Rosie, November 19, 2019

I'm not ashamed to discuss  my feelings or my disorder,  even if others may (wrongfully)  judge me for it.

I've been a "worrier" for as long as I can remember. I worry about things that may never even happen. I worry about a minor quibble or mistake until it evolves into an apocalypse-style scenario. Logically, I know what I'm thinking is implausible or even impossible, but in that moment, the fear is incredibly real.

I read too much into the slightest gesture or voice change. I can cry or get a bit snappy because of a bad day, and afterwards, I am wracked with guilt at the prospect that I've made others feel bad because of it, and that they now despise me. It's akin to some sort of paranoia: a little voice in my head, almost like an evil conscience, is always judging me, telling me lies about how people see me and making me frightened.

During my college and university years, pressure to do well in my coursework and exams utterly crippled me, even though I was getting good marks. I'd go through fits of weeping and panic attacks. People told me to just "calm down" or "get a hold of yourself". I was labelled a drama queen.

What no one seemed to realise was that my emotions and fears were beyond my control - or at least, that's how it felt whilst these incidents were occurring.

I wasn't behaving that way on purpose, or doing it for attention. I couldn't just "get a hold" of myself. It wasn't that simple. I wasn't some actress playing a role. The terror was real, and it was overwhelming.

It wasn't until I discussed my behaviour with a doctor that my "irrationality" was revealed to be an anxiety disorder. I began a course of medication, and it's made a massive improvement to my life.

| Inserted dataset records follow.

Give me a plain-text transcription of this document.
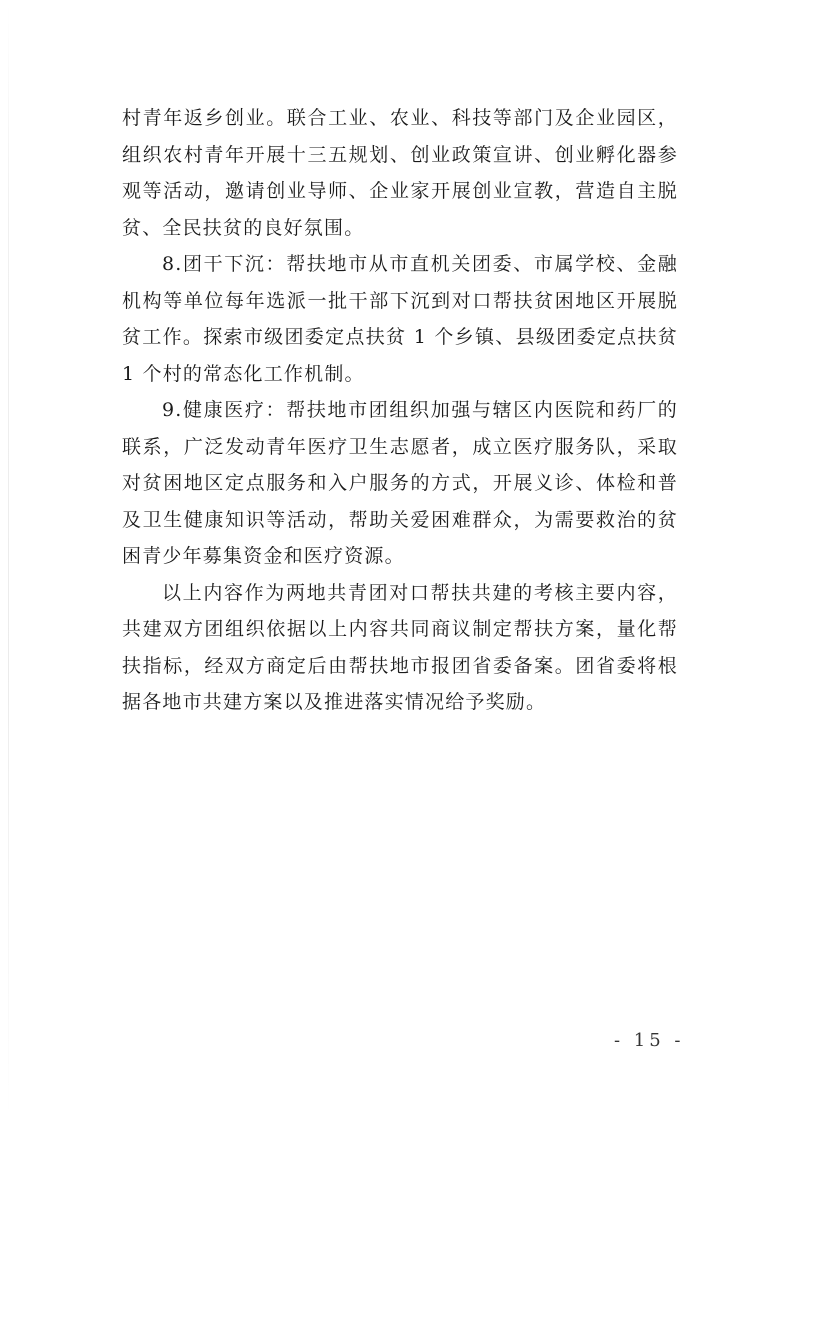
村青年返乡创业。联合工业、农业、科技等部门及企业园区，组织农村青年开展十三五规划、创业政策宣讲、创业孵化器参观等活动，邀请创业导师、企业家开展创业宣教，营造自主脱贫、全民扶贫的良好氛围。

8.团干下沉：帮扶地市从市直机关团委、市属学校、金融机构等单位每年选派一批干部下沉到对口帮扶贫困地区开展脱贫工作。探索市级团委定点扶贫 1 个乡镇、县级团委定点扶贫 1 个村的常态化工作机制。

9.健康医疗：帮扶地市团组织加强与辖区内医院和药厂的联系，广泛发动青年医疗卫生志愿者，成立医疗服务队，采取对贫困地区定点服务和入户服务的方式，开展义诊、体检和普及卫生健康知识等活动，帮助关爱困难群众，为需要救治的贫困青少年募集资金和医疗资源。

以上内容作为两地共青团对口帮扶共建的考核主要内容，共建双方团组织依据以上内容共同商议制定帮扶方案，量化帮扶指标，经双方商定后由帮扶地市报团省委备案。团省委将根据各地市共建方案以及推进落实情况给予奖励。

- 15 -
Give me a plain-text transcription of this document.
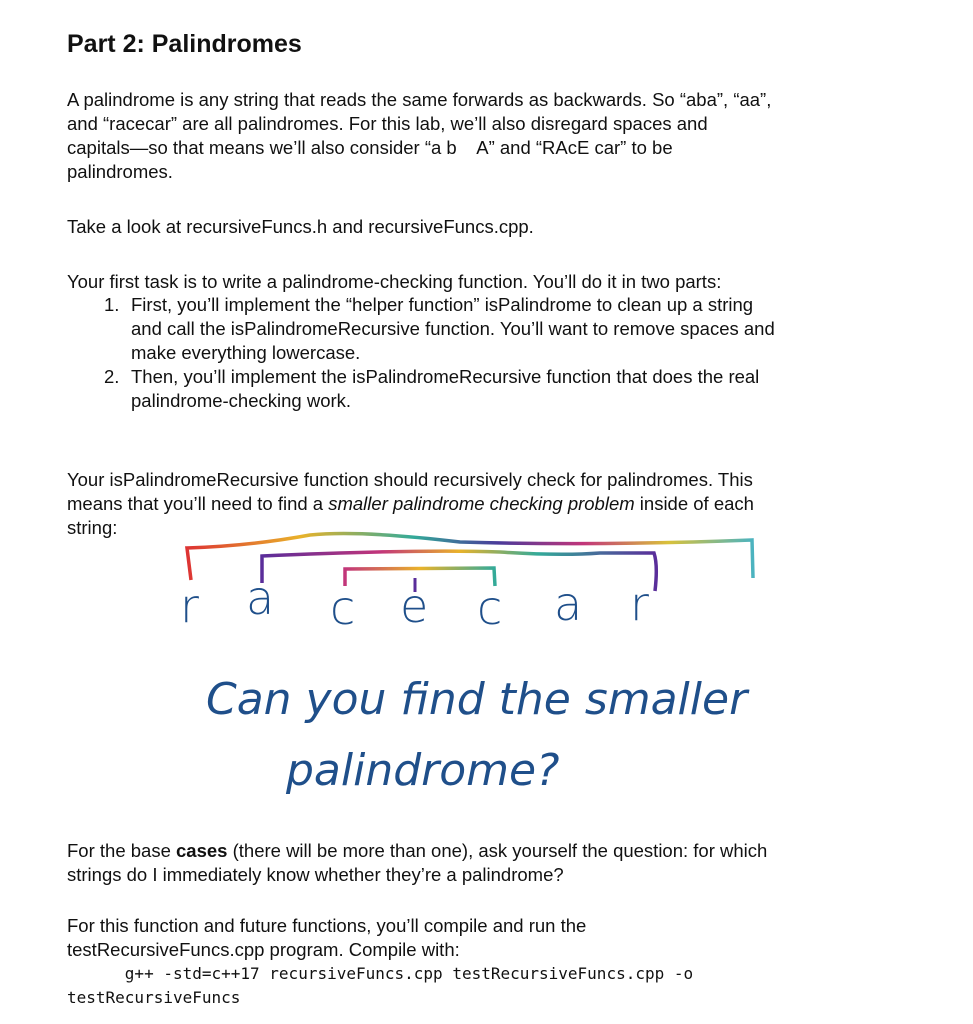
Part 2: Palindromes
A palindrome is any string that reads the same forwards as backwards. So “aba”, “aa”,
and “racecar” are all palindromes. For this lab, we’ll also disregard spaces and
capitals—so that means we’ll also consider “a b    A” and “RAcE car” to be
palindromes.
Take a look at recursiveFuncs.h and recursiveFuncs.cpp.
Your first task is to write a palindrome-checking function. You’ll do it in two parts:
1. First, you’ll implement the “helper function” isPalindrome to clean up a string
and call the isPalindromeRecursive function. You’ll want to remove spaces and
make everything lowercase.
2. Then, you’ll implement the isPalindromeRecursive function that does the real
palindrome-checking work.
Your isPalindromeRecursive function should recursively check for palindromes. This
means that you’ll need to find a smaller palindrome checking problem inside of each
string:
r a c e c a r
Can you find the smaller
palindrome?
For the base cases (there will be more than one), ask yourself the question: for which
strings do I immediately know whether they’re a palindrome?
For this function and future functions, you’ll compile and run the
testRecursiveFuncs.cpp program. Compile with:
g++ -std=c++17 recursiveFuncs.cpp testRecursiveFuncs.cpp -o
testRecursiveFuncs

Yet, I still can't win. Even the tablets are looked down upon by some.

"Why do you need them?" they ask. "Can't you just go for nice walks every now and again? Have nice bubble baths?"

I do both. Regularly. And if these work for some people, that's wonderful. But in my case, they don't really ease the condition. Medicine does. 

What I have is an illness of the mind, just like how others need medication for illnesses of the body. My brain produces too much adrenaline and too little serotonin. Tablets help with the chemical balance. That being said, I have undergone therapy too, and this has taught me techniques to help me control the irrational thoughts. Still, it compliments the medication rather than replacing it.

In the workplace, I don't ask for much in the way of special treatment. All I personally need to feel infinitely better is a little patience and a slightly altered approach to certain things. Need a meeting? Please tell me why first - it silences terrifying illogical thoughts about disciplinary actions or a sudden sacking. I seem nervous about something when I shouldn't be? Talk it out with me: ask me how I am. I'm not ashamed to discuss my feelings or my disorder, even if others may (wrongfully) judge me for it. They judge because they don't understand.

My anxiety is a part of me, just as much as other traits — like my love of a good book and a great cup of tea, or my desire to make others happy and do well in life. It's part and parcel of the package I offer to friends, or to employers. I just get up every day and do my best... the same as everybody else.